Vote on bases likely today

Might add 2,200 jobs at APG, 5,300 at Meade

Md. officials project confidence

Decisions on Walter Reed, additional sites this week

August 24, 2005|By Phillip McGowan | Phillip McGowan,SUN STAFF

Maryland will learn over the next four days whether four years of lobbying to bring thousands of high-paying defense jobs to the state have paid off.

And the most crucial day is likely to be today, when the federal commission that controls the fate of a national military realignment is scheduled to vote on proposals that would affect Fort Meade and Aberdeen Proving Ground.

After months of hearings across the country on recommendations to close or consolidate more than 60 U.S. bases, the nine members of the Base Realignment and Closure Commission will meet this morning at a hotel in Crystal City, Va., to begin deciding what will be cut.

At stake for Maryland is whether the commission will adopt proposals the Pentagon made in May that would bring to Maryland at least 6,600 defense jobs - more than any state except Georgia.

Yesterday, top Maryland officials remained quietly confident that the recommendations would be approved - but they weren't taking anything for granted, making last-minute calls to Pentagon leaders and the commissioners to ensure that there would be no surprises.

"I think we will come out a winner," said Aris Melissaratos, secretary of Maryland's Department of Business and Economic Development. Over the last four years, his department has spearheaded the lobbying campaign to bring military jobs to the state. He added that "the Army has followed [the commission's] requirements precisely. They are right on."

Maryland will find out how that optimism holds up today as the panel is expected to vote on adding more than 5,300 jobs to Fort Meade in Anne Arundel County and more than 2,200 to Aberdeen Proving Ground in Harford County. Many of the positions are scientific, and state officials hope they will bolster Maryland's reputation as a high-tech magnet.

Another source of likely job gains will be the Walter Reed Army Medical Center in Washington. The Pentagon wants to relocate the flagship military hospital, along with nearly 2,000 jobs, to the National Naval Medical Center in Bethesda. It was unclear yesterday when this week's vote on Walter Reed and some other affected state installations would take place.

Maryland leaders reiterated that the Pentagon's proposals would serve national defense priorities. They said that Maryland's proximity to Washington would meet the military's interests to consolidate and protect operations, and the state's deep pool of highly educated workers would also help high-tech operations to flourish.

Criticism of plan

But some uncertainty still exists over the expansion at APG, as elected officials from New Jersey have fought a proposal to close Fort Monmouth and move the installation's more than 5,000 scientists and engineers to Aberdeen.

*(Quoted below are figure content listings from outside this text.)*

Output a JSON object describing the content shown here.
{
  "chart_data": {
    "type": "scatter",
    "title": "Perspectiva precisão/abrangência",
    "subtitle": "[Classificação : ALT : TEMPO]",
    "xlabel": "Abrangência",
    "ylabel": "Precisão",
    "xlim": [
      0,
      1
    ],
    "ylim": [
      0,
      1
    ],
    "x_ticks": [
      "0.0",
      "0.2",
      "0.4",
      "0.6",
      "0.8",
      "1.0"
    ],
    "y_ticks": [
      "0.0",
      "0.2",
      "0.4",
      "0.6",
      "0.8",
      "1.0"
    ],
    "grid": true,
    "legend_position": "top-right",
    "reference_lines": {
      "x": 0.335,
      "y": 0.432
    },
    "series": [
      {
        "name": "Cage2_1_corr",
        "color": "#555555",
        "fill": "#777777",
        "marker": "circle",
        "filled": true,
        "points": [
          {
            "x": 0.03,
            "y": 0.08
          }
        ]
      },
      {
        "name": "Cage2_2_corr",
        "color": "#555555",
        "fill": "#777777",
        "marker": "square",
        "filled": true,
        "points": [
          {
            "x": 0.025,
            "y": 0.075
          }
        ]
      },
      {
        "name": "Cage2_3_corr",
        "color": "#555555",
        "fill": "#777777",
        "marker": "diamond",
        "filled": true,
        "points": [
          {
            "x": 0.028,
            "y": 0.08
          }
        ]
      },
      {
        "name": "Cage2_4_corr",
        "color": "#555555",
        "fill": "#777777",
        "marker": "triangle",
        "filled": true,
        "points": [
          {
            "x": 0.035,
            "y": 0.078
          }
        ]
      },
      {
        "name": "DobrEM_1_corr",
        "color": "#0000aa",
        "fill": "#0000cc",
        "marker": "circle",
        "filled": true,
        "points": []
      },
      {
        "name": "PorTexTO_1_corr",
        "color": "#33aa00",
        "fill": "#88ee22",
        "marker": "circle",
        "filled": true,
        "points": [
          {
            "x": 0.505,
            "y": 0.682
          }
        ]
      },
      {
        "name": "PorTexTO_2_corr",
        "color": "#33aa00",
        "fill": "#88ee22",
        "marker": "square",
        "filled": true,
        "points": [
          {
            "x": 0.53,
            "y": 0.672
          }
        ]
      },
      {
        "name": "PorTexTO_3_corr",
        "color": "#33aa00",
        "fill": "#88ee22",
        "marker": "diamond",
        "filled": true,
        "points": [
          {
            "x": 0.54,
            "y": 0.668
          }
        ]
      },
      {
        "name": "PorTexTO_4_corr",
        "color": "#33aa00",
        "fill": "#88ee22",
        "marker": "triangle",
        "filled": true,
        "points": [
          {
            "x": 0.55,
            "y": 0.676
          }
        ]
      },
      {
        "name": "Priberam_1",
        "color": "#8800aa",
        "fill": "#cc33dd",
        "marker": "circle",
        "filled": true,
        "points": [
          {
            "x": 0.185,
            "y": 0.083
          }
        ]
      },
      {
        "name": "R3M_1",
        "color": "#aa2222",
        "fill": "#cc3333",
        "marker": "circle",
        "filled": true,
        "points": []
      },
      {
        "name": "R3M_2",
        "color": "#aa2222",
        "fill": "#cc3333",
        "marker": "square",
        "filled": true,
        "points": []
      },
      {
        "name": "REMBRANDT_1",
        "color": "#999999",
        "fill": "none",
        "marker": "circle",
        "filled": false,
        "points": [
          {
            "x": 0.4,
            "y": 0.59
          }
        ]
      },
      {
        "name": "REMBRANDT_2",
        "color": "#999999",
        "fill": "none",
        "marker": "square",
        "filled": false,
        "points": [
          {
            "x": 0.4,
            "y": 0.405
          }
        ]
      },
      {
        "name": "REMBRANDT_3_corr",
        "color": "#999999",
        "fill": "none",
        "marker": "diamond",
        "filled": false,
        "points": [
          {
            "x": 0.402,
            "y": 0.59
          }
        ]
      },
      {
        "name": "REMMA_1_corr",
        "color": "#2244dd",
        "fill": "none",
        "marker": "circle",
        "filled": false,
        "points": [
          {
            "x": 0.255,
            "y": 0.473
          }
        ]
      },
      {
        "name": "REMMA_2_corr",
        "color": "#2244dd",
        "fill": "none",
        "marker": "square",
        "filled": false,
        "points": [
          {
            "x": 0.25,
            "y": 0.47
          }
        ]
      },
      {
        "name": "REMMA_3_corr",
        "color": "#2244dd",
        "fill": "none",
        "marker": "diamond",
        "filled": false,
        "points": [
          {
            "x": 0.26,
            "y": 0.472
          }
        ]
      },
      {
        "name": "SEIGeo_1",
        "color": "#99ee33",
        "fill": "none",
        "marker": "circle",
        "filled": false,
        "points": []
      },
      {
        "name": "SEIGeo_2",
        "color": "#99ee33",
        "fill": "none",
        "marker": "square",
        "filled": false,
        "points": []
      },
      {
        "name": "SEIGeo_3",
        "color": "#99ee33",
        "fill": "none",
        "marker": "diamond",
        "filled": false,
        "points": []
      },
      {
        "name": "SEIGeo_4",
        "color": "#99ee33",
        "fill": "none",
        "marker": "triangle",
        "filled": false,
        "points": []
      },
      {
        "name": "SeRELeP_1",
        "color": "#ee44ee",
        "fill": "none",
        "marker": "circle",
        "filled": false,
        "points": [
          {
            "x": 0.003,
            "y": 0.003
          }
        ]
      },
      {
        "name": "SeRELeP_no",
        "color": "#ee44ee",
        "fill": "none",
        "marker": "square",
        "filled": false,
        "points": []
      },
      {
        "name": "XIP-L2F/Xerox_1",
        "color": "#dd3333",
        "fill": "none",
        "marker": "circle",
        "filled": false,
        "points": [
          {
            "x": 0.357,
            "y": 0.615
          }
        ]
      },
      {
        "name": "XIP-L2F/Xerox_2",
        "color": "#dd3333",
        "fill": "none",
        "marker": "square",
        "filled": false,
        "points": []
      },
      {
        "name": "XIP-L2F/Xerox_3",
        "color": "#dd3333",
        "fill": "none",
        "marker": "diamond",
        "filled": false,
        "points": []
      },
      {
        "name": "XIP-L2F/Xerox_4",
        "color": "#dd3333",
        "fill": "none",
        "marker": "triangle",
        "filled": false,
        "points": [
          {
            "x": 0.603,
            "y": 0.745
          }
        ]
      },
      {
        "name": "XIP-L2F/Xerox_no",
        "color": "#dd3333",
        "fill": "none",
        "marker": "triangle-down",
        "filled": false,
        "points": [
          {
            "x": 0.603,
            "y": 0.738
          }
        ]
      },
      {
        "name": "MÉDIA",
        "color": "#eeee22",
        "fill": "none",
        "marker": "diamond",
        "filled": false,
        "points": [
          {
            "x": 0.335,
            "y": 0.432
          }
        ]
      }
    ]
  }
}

New Jersey's congressional delegation has pointed to cost overruns as one reason to keep the installation put. Its argument, and those of other states, appeared to have been bolstered by a recent report from the Government Accountability Office that put the estimated savings of the realignment at about half of the $49 billion the Pentagon anticipates over the next 20 years.

The report stated that thousands of jobs expected to be cut would be reassigned. Those findings led commissioners to sharply question Pentagon officials last weekend in Washington over the projected savings.

The Pentagon put the cost of closing Fort Monmouth and moving those jobs south at $822 million, but New Jersey's congressional delegation has argued that the real cost is closer to $2 billion.

New Jersey leaders also pointed to a poll that predicted that 82 percent of the base's workers would not move to Maryland with their jobs, leading to a "brain drain" that would endanger troops in Iraq. Some commissioners said they were giving those arguments consideration.

Maryland leaders, however, said that consolidating weapons-development and testing efforts at APG would save the Army hundreds of millions of dollars a year. They also referred to GAO testimony that Fort Monmouth's closure was among the Pentagon's top recommendations for cost cutting.

The commission, led by former Veterans Affairs Secretary Anthony J. Principi, must send its recommendations to President Bush by Sept. 8. The president must then approve or disapprove the list as a whole by Sept. 23. If he approves the list, it becomes law in 45 days unless Congress rejects it.

Potential losses

Maryland would suffer some losses if the Pentagon's recommendations are adopted. And state leaders have fought to keep those jobs.

They are hoping to keep the Bethesda-based National Geospatial-Intelligence Agency from moving to Fort Belvoir, Va. Sen. Barbara A. Mikulski, a Democrat, has asked the commission to consider moving NGA's nearly 3,000 workers to Fort Meade, home to the National Security Agency. And state officials want the commission to reconsider a Pentagon directive to relocate eight C-130J cargo aircraft and 123 Air National Guard jobs from Baltimore County to California and Rhode Island.